Southwestern drills Boka

The recovery of multi-ounce grades from adits has prompted Southwestern Resources (SWG-T) to launch a drill program at the Boka gold project in China’s Yunnan province.

The 2,000-metre program will try to delineate the Boka 1 zone and determine if it connects to the Boka 8 prospect, 3 km to the east. A government agency had been mining a portion of Boka 1 since early 2001.

Values from individual channel samples vary from less than a gram per tonne each of gold and silver to more than 374 grams gold and 117 grams silver. The highest grades came from tunnel XG-15, which averaged 75.2 grams gold and 25.3 grams silver over 34.5 metres of Boka 1’s strike length.

Results from another six adits are pending, and sampling of other tunnels continues.

To date, Boka 1 has been traced for 1.4 km along strike and for 200 metres downdip. The zone is divided into northern and southern sections that are exposed by a west-facing slope for 150 metres vertically.

Mineralization is associated with quartz-pyrite alteration and with ductile-brittle shearing caused by regional faulting. The host stratigraphic horizon, consisting of calcareous shales and siltstones of the Middle Proterozic Heishan formation, strikes to the north and dips to the east.

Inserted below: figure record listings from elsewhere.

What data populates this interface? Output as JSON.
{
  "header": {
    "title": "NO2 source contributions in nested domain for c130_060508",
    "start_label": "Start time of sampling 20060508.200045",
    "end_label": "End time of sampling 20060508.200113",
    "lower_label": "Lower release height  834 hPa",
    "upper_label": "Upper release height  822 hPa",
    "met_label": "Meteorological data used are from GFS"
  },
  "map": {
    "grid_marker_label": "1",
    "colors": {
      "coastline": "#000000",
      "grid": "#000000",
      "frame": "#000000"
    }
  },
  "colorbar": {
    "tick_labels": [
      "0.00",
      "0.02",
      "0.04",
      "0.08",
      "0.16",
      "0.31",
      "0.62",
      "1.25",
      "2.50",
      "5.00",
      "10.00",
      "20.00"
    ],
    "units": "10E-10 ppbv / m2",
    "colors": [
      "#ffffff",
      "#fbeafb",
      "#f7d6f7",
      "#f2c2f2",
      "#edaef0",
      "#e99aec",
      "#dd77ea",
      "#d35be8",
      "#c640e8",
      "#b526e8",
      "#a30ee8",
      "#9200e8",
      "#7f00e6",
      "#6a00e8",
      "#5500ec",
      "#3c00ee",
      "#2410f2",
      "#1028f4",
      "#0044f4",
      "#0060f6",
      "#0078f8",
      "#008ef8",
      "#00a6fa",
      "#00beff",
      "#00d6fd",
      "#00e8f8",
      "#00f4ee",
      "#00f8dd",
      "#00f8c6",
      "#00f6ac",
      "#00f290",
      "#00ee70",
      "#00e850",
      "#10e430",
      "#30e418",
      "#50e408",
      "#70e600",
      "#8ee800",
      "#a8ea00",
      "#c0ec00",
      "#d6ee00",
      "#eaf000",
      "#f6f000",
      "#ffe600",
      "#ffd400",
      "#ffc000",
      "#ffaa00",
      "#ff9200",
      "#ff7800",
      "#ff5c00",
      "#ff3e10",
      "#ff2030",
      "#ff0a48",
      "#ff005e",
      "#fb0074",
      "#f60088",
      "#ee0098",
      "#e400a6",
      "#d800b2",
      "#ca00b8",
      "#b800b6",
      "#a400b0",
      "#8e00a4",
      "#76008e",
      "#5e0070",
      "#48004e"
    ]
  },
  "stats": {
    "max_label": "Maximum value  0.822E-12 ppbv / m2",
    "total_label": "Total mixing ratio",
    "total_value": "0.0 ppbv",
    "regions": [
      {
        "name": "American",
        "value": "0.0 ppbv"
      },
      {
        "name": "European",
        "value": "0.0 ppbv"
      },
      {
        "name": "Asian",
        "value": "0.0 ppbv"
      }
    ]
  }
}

Coarse and fine native gold have been observed, and all the samples were strongly oxidized.

The Vancouver-based junior can acquire a 90% interest in the 99-sq.-km property by spending US$4 million over the next four years and paying US$1.7 million in the final year. China Yunnan Province Nuclear Industry Team 209 retains a 10% carried interest.

Southwestern also has exploration rights to 560 sq. km of surrounding ground. That concession includes two new showings that were discovered 3 km north of Boka 1, in the same stratigraphic horizon.